Walking the Line with Sales Tax: How Much is Too Much?

August 25, 2014 | By: TaxCure Staff

sales taxes raisedOne of the ways that cities, counties, and states raise revenue is through sales tax. Sales tax is charged on items that consumers buy. In some areas, sales tax is only charged on non-food items, while other areas charge a lower tax on food items — or exempt non-packaged foods from sales tax altogether.

However it works, though, the revenue raised can be valuable. However, it’s not a matter of just raising the sales tax whenever you need an economic boost. Japan recently hoped to boost its fiscal position by increasing its national consumption tax, but the play, so far, hasn’t panned out quite as much as hoped, according to CNN Money.

Discouraging Purchases

Many modern first-world economies rely on consumption to keep them going. So, from an economic growth standpoint, it can be problematic if people stop buying items — especially big-ticket items — in order to avoid the higher tax. In Japan, the sales tax increase took place in April, and many consumers rushed to buy big-ticket items before the increase went into effect.

Now, though, the latest numbers show that economic growth has slowed. Reports are that some of the shopping, especially for big-ticket items, has tapered off now that consumers have higher taxes on their purchases.

Without the right balance, it’s possible for a sales tax to be too high, and discourage people from spending money. This can also, in turn, hurt revenues to some degree, depending on how drastic the change in consumer behavior is. It’s similar to the way that some hotels offer low prices to offset the pain of high local room taxes or the resort fees charged. (Or they offer the low rates to get you to the hotel and then you are caught off guard by the other costs.)

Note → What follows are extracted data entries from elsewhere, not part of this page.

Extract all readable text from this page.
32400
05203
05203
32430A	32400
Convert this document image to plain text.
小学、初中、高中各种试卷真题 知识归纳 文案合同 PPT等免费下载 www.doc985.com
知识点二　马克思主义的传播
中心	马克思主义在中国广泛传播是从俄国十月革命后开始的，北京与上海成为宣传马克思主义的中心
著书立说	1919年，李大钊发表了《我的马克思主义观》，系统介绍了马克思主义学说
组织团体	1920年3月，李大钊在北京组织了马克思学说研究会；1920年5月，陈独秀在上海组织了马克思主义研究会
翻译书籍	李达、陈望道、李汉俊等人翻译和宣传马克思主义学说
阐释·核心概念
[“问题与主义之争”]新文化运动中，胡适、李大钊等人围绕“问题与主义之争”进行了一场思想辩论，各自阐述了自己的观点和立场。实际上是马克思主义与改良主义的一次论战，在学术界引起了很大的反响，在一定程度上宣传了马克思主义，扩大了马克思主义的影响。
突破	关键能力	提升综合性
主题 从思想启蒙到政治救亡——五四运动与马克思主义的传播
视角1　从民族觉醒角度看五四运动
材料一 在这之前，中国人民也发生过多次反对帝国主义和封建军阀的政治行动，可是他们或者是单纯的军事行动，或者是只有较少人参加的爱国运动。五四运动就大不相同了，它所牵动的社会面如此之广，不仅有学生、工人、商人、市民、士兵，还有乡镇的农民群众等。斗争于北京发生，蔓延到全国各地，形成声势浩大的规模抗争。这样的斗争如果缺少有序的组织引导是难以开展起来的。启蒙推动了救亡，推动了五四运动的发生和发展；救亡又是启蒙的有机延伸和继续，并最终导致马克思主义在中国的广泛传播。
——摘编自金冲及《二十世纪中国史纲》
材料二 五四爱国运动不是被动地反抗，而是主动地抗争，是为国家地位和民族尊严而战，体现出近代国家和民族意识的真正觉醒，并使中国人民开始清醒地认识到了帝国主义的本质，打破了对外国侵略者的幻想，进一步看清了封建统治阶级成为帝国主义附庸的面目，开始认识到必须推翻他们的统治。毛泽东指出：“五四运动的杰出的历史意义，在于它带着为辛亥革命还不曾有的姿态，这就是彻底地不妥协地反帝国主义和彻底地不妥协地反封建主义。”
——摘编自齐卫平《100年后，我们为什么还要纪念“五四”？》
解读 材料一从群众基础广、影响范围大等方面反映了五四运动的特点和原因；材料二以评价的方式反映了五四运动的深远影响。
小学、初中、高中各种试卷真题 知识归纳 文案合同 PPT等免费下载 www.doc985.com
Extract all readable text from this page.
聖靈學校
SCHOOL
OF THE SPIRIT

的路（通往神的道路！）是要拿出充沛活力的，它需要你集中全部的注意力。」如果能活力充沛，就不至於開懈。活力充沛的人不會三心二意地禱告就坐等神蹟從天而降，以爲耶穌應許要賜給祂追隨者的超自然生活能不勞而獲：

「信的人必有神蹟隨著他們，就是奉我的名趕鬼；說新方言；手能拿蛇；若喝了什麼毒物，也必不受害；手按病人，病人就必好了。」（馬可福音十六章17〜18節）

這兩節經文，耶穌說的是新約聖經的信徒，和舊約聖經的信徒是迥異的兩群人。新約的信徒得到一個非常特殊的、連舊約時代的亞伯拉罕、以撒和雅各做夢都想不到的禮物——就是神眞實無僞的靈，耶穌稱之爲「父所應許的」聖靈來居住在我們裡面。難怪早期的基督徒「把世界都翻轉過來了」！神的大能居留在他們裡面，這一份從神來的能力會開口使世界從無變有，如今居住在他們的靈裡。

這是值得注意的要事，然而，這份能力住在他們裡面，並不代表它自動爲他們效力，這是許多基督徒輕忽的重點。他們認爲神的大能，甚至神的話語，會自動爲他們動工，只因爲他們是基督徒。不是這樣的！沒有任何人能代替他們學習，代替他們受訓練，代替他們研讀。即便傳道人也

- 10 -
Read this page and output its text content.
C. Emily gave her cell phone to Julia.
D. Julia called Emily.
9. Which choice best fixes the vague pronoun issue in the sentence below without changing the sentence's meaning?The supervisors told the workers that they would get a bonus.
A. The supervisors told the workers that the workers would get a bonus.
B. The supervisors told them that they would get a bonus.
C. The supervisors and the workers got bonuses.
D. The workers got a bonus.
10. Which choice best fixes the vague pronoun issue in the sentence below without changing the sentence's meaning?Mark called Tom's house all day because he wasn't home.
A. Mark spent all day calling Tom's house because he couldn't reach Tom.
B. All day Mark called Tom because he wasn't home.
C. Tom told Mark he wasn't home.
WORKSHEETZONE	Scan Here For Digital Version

Would a National Sales Tax Work in the United States?

One of the suggestions that occasionally gets floated out there is the idea of a national sales tax to raise revenue in the United States. However, implementing it might be difficult. In states that don’t charge sales tax, a national sales tax would add a new tax to the docket. For other localities that are already subject to sales tax, adding a national component would boost the current rate. Even a relatively low tax, perhaps one percent, could be painful in a locality that has a 9.45 rate already. Pushing that up even higher might be devastating to some household budgets.

Another issue, though, is that a national sales tax isn’t all that popular. Some might get behind it if the federal income tax were abolished — or at least greatly reduced. However, if the federal income tax situation remains as-is, it would be difficult to convince Americans to get on board with a national sales tax. The idea of taxing you only on your level of consumption, rather than on your income, is tempting to some, but it’s a hard sell in some other cases, especially if such a national tax didn’t include an exemption for life necessities, like food.

It’s an interesting thought, but it’s also something that needs to be approached with care since Japan offers a little insight into how some might respond if they suddenly had to pay a higher tax on items. It might not help revenue in the long run.